Un esercito di professionisti che produce oltre il 9% del PIL nazionale, che offre competenze innovative senza avere regole legislative coerenti con il suo reale impatto economico e sociale. La Legge 4 del 2013 “cerca di colmare questo gap andando incontro ai consumatori/clienti attraverso i processi di attestazione degli standard qualitativi e di certificazione di parte terza delle professioni associative”.

Molti sono stati gli ostacoli che la Legge del 2013 ha dovuto superare, a cominciare dagli ordini tradizionali che hanno sempre visto l’avvento delle nuove professioni come un atto di competizione verso le posizioni consolidate. Al contrario, le “professioni associative” costituiscono una fetta sempre più rilevante ed in constante crescita nel mercato del lavoro. Oggi, possiamo dire che si è aperta una nuova stagione di ripensamento e riorganizzazione importante per i professionisti. Il testo della Legge 4 del 2013 mette in luce lasciando intravedere molte di quelle che saranno le sfide che questi professionisti dovranno affrontare nei prossimi anni solcandole possibili piste di lavoro. “…E’ proprio a partire da queste che le professioni indicate dalla Legge 4/2013 dovranno dimostrare di essere in grado di mettere in piedi e far partire quel modello sinergico di organizzazione del mondo professionale che potrà realizzarsi solo a condizione che entrambe siano disposte a lavorare sulla base di prospettive comuni. D’altra parte, le innovazioni innovative introdotte, che riguardano sia l’assetto associativo che il sistema delle competenze, pongono il mondo delle professioni associative di fronte a nuove sfide…”
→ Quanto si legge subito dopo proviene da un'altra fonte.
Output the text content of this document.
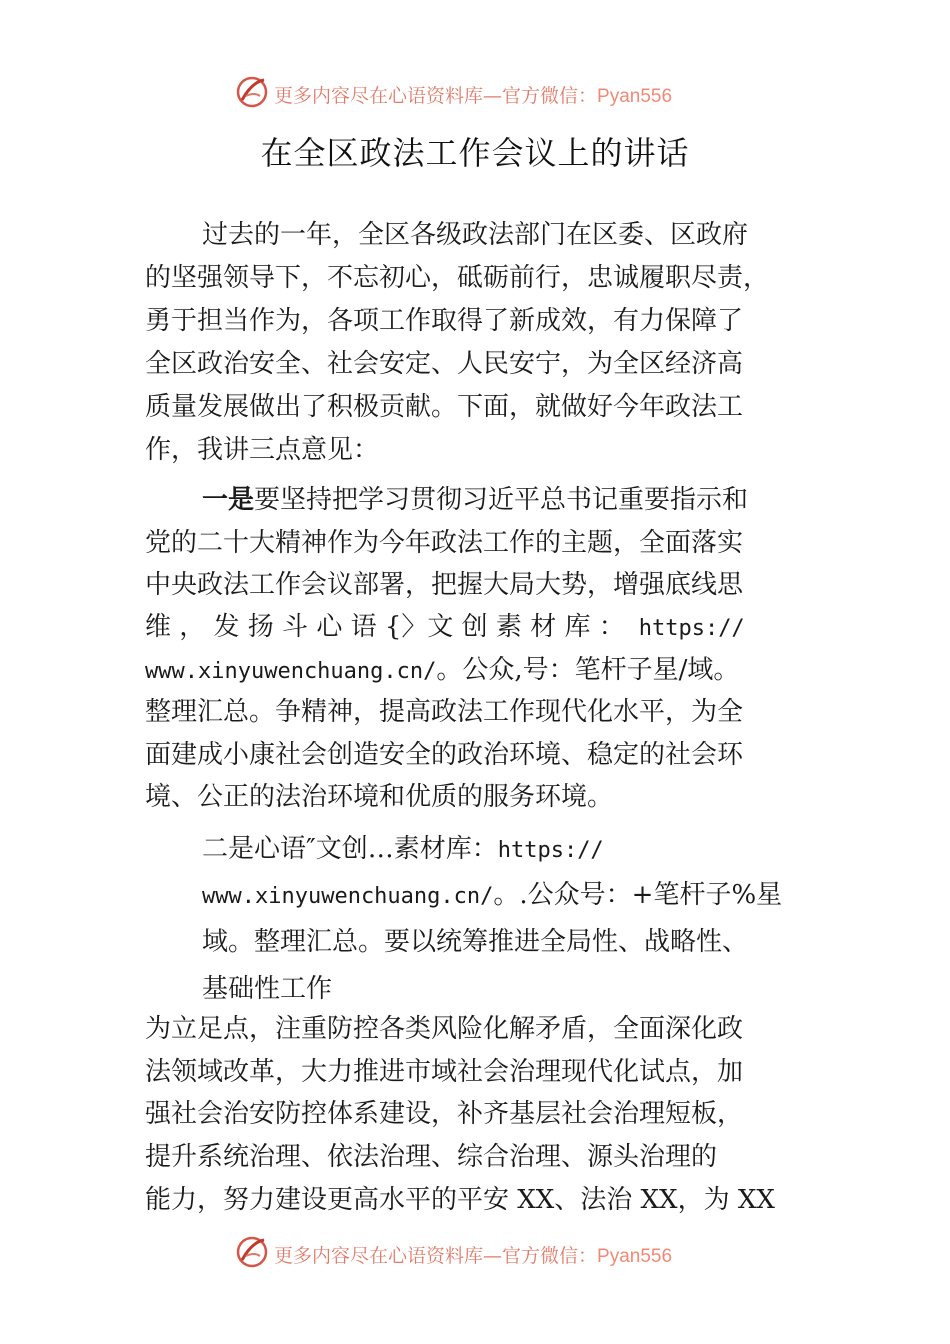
更多内容尽在心语资料库—官方微信：Pyan556
在全区政法工作会议上的讲话
过去的一年，全区各级政法部门在区委、区政府
的坚强领导下，不忘初心，砥砺前行，忠诚履职尽责，
勇于担当作为，各项工作取得了新成效，有力保障了
全区政治安全、社会安定、人民安宁，为全区经济高
质量发展做出了积极贡献。下面，就做好今年政法工
作，我讲三点意见：
一是要坚持把学习贯彻习近平总书记重要指示和
党的二十大精神作为今年政法工作的主题，全面落实
中央政法工作会议部署，把握大局大势，增强底线思
维 ， 发 扬 斗 心 语 {〉文 创 素 材 库 ： https://
www.xinyuwenchuang.cn/。公众,号：笔杆子星/域。
整理汇总。争精神，提高政法工作现代化水平，为全
面建成小康社会创造安全的政治环境、稳定的社会环
境、公正的法治环境和优质的服务环境。
二是心语″文创…素材库：https://
www.xinyuwenchuang.cn/。.公众号：+笔杆子%星
域。整理汇总。要以统筹推进全局性、战略性、
基础性工作
为立足点，注重防控各类风险化解矛盾，全面深化政
法领域改革，大力推进市域社会治理现代化试点，加
强社会治安防控体系建设，补齐基层社会治理短板，
提升系统治理、依法治理、综合治理、源头治理的
能力，努力建设更高水平的平安 XX、法治 XX，为 XX
更多内容尽在心语资料库—官方微信：Pyan556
Una di carattere organizzativo e in particolare riguarda, come le associazioni vorranno organizzarsi per assumere un ruolo complesso finalizzato a svolgere il ruolo di certificatori della qualità delle prestazioni e dei servizi che sapranno dare al mercato.
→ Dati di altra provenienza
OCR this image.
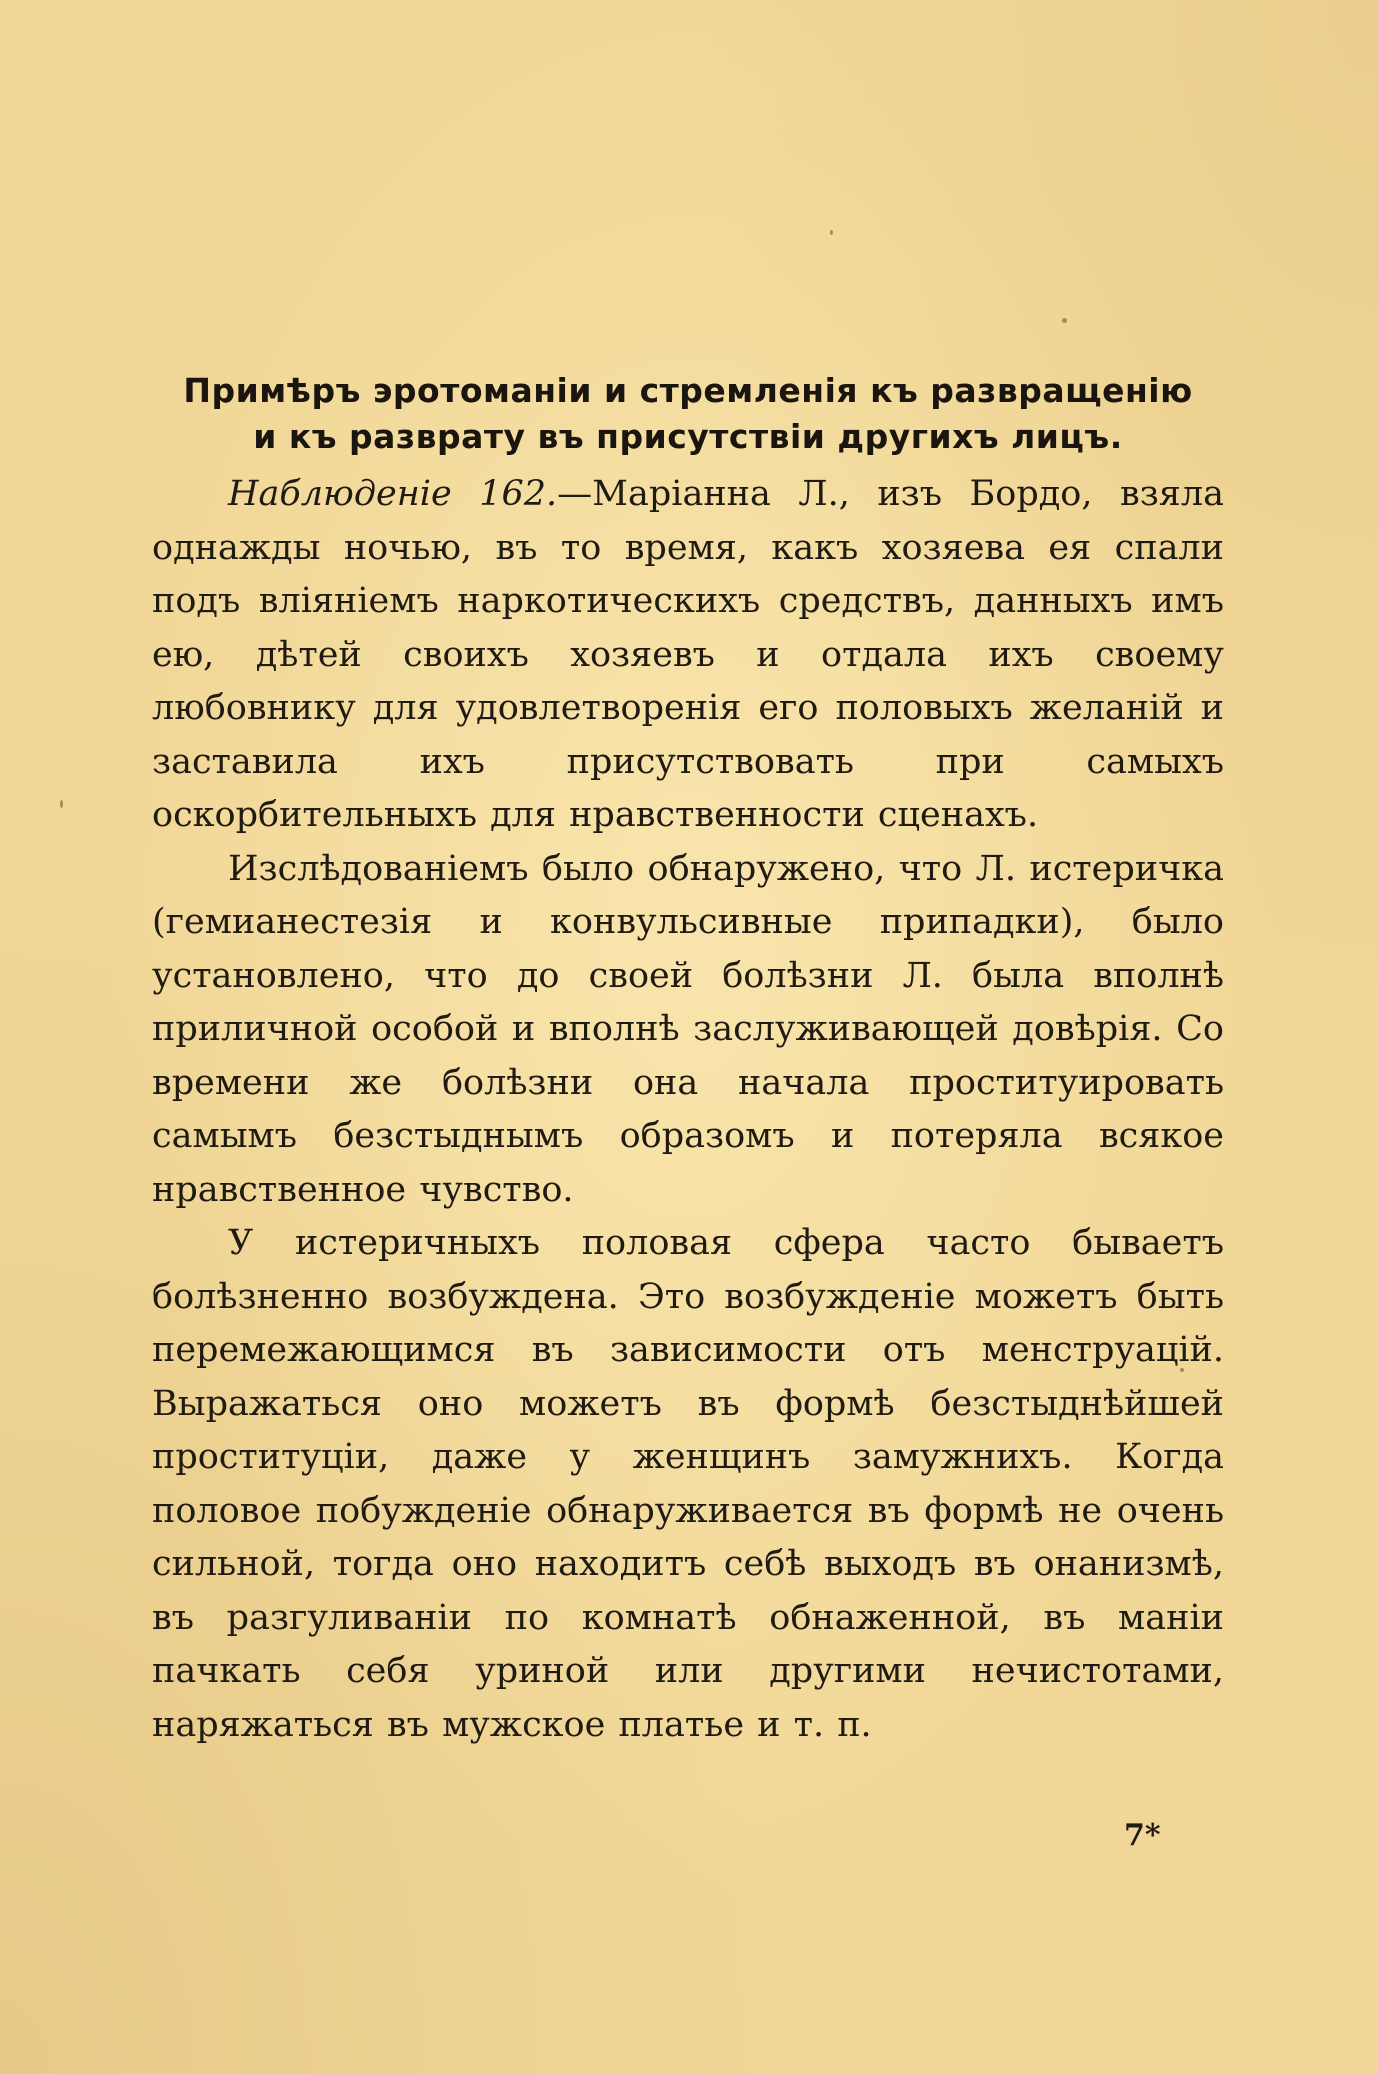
Примѣръ эротоманіи и стремленія къ развращенію
и къ разврату въ присутствіи другихъ лицъ.

Наблюденіе 162.—Маріанна Л., изъ Бордо, взяла однажды ночью, въ то время, какъ хозяева ея спали подъ вліяніемъ наркотическихъ средствъ, данныхъ имъ ею, дѣтей своихъ хозяевъ и отдала ихъ своему любовнику для удовлетворенія его половыхъ желаній и заставила ихъ присутствовать при самыхъ оскорбительныхъ для нравственности сценахъ.

Изслѣдованіемъ было обнаружено, что Л. истеричка (гемианестезія и конвульсивные припадки), было установлено, что до своей болѣзни Л. была вполнѣ приличной особой и вполнѣ заслуживающей довѣрія. Со времени же болѣзни она начала проституировать самымъ безстыднымъ образомъ и потеряла всякое нравственное чувство.

У истеричныхъ половая сфера часто бываетъ болѣзненно возбуждена. Это возбужденіе можетъ быть перемежающимся въ зависимости отъ менструацій. Выражаться оно можетъ въ формѣ безстыднѣйшей проституціи, даже у женщинъ замужнихъ. Когда половое побужденіе обнаруживается въ формѣ не очень сильной, тогда оно находитъ себѣ выходъ въ онанизмѣ, въ разгуливаніи по комнатѣ обнаженной, въ маніи пачкать себя уриной или другими нечистотами, наряжаться въ мужское платье и т. п.

7*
L’altra coinvolge le competenze e le professionalità. Per quanto riguarda questa seconda sfida si dovrò fare i conti con la vera innovazione che oggi il sistema professionale si trova ad affrontare ed è quella che deriva dal Sistema Nazionale di Certificazione delle Competenze.

Su questo secondo punto tutti noi che abbiamo speso una vita intera nel mondo Associativo, con ruoli, anche di primissimo piano, ci dichiariamo un po’ preoccupati, per l’equilibrio che le associazione vorranno tenere, senza né stringere troppo le maglie della rete né allargarle troppo. Altrimenti si trasformerà in una Legge Italiota.